Museums at Lisle Station Park host paranormal investigators
Attendees get scare and educational experience of a lifetime in Lisle
Last updated 10/30/2019 at 5:27pm
For those who do not require a lot of sleep or are fine with having nightmares, kudos.
Some of those people were in attendance at the Museums at Lisle Station Park where paranormal investigators discussed past findings, evidence and what their job entails.
Kim Pearce, Truman Pearce, Nancy Booker, Audra Weizeorick and Michelle Damadeo all were present giving the crowd a frightening entrance into the world of paranormal investigations.
“At the museum we’re trying to get more engagement and different events going for the public,” said Museum Manager Concetta Gibson. “October is our anniversary month and at the month we like to have events as it gets closer to Halloween time.”

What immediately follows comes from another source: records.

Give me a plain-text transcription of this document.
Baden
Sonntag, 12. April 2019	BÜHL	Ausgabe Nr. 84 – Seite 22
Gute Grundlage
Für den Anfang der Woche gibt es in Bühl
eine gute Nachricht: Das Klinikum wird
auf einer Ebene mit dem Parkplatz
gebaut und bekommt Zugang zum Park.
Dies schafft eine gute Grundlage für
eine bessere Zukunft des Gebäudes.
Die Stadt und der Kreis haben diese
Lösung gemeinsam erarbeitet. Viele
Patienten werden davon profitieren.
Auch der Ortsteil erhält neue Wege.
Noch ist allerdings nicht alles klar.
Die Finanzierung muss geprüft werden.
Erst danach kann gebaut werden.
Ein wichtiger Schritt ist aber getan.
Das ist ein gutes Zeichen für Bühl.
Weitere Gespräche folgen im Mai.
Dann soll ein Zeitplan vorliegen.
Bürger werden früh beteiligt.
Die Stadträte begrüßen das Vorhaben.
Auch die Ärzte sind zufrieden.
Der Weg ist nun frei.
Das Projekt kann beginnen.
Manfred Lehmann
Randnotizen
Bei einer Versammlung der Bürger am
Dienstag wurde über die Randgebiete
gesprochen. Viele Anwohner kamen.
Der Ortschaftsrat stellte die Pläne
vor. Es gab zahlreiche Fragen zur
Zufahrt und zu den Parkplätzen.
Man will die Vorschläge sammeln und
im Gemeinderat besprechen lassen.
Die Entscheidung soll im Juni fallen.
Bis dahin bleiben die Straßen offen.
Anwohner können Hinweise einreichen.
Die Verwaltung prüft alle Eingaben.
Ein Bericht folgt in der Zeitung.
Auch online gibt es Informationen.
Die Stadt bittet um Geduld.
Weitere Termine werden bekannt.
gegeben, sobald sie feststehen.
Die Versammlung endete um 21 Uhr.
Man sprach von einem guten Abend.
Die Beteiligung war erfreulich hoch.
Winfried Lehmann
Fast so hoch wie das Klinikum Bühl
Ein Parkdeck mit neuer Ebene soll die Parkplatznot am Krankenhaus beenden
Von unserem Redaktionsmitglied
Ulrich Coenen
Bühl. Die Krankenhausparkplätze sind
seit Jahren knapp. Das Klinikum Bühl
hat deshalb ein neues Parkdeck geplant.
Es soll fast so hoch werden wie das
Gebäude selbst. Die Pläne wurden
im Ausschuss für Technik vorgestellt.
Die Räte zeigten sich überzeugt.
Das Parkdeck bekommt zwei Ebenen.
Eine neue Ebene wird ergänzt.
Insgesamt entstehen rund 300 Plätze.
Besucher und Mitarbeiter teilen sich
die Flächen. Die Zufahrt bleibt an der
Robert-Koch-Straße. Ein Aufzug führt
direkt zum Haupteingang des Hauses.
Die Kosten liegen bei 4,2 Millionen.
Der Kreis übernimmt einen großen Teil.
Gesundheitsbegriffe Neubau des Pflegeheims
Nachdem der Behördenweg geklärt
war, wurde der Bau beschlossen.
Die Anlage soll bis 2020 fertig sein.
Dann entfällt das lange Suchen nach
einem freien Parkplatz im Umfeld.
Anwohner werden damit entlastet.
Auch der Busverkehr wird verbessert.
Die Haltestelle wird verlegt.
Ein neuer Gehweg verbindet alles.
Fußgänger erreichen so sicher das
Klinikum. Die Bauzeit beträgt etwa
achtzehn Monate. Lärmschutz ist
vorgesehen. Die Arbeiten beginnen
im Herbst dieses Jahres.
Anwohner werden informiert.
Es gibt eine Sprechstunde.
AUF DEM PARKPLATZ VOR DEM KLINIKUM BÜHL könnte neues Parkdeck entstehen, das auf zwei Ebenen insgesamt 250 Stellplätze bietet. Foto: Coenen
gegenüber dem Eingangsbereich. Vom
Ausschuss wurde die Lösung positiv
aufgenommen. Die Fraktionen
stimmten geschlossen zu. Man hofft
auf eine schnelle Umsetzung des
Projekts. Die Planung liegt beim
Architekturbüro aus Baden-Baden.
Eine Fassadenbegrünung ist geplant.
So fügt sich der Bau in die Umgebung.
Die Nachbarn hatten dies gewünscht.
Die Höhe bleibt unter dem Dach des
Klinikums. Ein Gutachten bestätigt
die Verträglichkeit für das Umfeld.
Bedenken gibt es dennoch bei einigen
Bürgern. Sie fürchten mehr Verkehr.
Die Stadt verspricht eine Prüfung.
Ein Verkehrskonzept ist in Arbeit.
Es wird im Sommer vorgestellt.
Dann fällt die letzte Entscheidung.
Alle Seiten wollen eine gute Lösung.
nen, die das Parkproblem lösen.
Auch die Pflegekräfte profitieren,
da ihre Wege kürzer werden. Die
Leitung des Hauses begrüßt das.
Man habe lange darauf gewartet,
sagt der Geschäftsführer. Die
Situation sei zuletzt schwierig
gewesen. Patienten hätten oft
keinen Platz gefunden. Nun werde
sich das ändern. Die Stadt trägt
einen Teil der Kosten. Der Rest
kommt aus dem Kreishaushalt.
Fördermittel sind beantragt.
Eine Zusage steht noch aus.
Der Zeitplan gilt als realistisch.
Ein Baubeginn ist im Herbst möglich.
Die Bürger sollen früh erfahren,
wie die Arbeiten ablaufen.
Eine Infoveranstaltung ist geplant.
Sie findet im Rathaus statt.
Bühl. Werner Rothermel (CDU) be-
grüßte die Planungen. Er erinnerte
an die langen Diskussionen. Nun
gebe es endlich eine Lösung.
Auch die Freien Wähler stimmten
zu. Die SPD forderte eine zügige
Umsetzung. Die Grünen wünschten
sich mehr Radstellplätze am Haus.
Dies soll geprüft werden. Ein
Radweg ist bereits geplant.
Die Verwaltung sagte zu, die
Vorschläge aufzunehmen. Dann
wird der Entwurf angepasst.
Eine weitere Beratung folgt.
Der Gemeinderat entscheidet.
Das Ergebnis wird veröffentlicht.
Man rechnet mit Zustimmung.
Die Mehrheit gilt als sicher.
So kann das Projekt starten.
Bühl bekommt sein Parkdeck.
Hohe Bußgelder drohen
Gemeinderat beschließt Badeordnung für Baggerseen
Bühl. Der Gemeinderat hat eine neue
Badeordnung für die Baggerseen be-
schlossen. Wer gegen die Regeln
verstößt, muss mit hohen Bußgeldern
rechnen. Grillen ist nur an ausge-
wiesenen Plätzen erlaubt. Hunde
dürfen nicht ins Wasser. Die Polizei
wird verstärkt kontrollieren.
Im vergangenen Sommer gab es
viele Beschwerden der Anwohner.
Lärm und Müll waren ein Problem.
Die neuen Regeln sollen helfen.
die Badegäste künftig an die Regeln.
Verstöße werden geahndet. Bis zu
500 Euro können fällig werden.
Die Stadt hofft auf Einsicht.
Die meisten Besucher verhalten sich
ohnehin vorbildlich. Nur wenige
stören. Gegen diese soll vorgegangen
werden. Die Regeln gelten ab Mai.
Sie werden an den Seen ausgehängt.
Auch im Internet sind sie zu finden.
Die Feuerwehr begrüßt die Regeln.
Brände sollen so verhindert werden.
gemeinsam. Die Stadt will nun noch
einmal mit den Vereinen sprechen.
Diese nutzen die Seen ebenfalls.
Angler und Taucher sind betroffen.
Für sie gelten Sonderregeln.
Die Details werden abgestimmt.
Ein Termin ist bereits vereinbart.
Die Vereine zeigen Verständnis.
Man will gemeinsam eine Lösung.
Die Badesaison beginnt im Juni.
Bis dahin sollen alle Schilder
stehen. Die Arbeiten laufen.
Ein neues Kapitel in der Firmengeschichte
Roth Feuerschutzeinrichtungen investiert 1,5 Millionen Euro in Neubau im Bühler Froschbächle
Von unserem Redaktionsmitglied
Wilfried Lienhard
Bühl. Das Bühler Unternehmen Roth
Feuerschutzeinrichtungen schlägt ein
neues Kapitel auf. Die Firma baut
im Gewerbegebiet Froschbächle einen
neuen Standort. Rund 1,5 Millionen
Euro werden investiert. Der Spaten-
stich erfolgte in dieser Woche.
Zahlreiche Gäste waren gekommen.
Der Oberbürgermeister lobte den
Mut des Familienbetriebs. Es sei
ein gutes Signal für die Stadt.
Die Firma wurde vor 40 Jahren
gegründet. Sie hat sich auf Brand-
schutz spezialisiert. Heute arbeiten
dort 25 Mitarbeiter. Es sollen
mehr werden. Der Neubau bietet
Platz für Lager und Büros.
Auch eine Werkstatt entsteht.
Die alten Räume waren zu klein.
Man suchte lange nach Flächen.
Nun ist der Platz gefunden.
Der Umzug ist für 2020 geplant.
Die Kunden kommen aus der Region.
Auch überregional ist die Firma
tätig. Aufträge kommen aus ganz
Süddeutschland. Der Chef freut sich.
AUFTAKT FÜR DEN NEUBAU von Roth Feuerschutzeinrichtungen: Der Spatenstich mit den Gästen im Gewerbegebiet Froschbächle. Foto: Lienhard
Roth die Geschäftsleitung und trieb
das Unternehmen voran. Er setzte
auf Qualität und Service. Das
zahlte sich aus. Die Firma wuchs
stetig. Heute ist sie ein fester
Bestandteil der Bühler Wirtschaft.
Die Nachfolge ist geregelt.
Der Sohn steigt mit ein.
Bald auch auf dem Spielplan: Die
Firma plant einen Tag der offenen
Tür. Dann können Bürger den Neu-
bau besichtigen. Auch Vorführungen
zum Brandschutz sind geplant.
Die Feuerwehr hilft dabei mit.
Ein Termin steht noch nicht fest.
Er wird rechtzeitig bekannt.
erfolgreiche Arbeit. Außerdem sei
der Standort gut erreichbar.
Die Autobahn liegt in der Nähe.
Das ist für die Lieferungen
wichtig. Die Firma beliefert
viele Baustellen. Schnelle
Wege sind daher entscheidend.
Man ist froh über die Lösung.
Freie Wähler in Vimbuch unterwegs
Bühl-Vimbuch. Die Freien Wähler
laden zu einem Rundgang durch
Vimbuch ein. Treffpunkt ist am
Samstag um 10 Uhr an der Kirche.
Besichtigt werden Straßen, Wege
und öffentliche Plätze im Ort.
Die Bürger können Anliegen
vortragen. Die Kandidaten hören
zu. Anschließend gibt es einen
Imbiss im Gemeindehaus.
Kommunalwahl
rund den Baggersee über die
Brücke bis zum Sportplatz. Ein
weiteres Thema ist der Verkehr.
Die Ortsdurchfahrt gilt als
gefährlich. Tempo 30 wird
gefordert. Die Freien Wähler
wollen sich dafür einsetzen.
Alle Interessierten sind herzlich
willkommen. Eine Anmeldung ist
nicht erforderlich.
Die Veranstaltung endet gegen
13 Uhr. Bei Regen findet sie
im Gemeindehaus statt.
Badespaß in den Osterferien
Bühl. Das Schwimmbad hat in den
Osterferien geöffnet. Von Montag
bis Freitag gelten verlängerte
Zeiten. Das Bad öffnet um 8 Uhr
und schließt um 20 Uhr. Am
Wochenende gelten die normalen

At this event, the paranormal investigators started their presentation by asking the crowd, where some came dressed up in their Halloween costumes, if anyone understood the difference between paranormal investigators and ghost hunters.
Paranormal investigators, who investigate claims regarding the presence of ghosts, demons, spirits, aliens and other strange and bizarre things, was the first word defined.
Ghost hunters, are people who are in the process of investigating locations that are anticipated to be haunted by ghosts.
What followed as deciphering the difference or any misconceptions of the two terms were different technology the investigators use on their cases.
An electromagnetic field (EMF) detector, a temperature gun, voice recorder to hear suspicious voices or sounds, digital camera, infrared thermometer and vibration and motion detectors were some of the technological devices shown that are necessary to do their jobs.
“We actually investigated some of the areas on this property,” Kim Pearce said. “There’s evidence from that and we also have evidence from some of our other investigations.”
Known as the West Suburban Paranormal Investigators, a non-profit organization, their slogan is “to provide a competent, professional and drama free investigation to our clientele.”
The group that has traveled across the country to offer blessings on houses, detect good and evil spirits and answer questions to groups of people that may be curious about the field is something that interests them collectively.
“We all get along and all have the same goal which is why I think we all love doing this so much,” Booker said.
When asked about a myth or an urban legend that might be a common misconception, Booker said there are plenty of them.
“The biggest myth I would say is lightning, thunder and rain storms seem to make the activity increase and it really doesn’t,” Booker said. “People think because it’s Halloween, more spirits will be active which isn’t true, spirits are active all the time.”
While a display of what paranormal investigators do on cases and shown technology in order to do their job, a look at a couple cases and spooky stories left the audience in awe.
“For me, my daughter when she one-year-old started saying ‘hi’ to someone in the cemetery,” Kim Pearce said. “But what was my scariest experience was when we were at a case with a bunch of proximity meters and they all just started going off at the same time.”
For Booker, it took place a tattoo parlor.
“We have video evidence of a chair moving by itself,” Booker said. “That was really cool to me.”
Although the paranormal investigators said they do understand it’s not for everyone, the message they wanted to send is meant for positivity.
“Not everyone necessarily understands what is in their home and that’s alright,” Weizeorick said. “We want to help them understand who’s there and why they’re there.”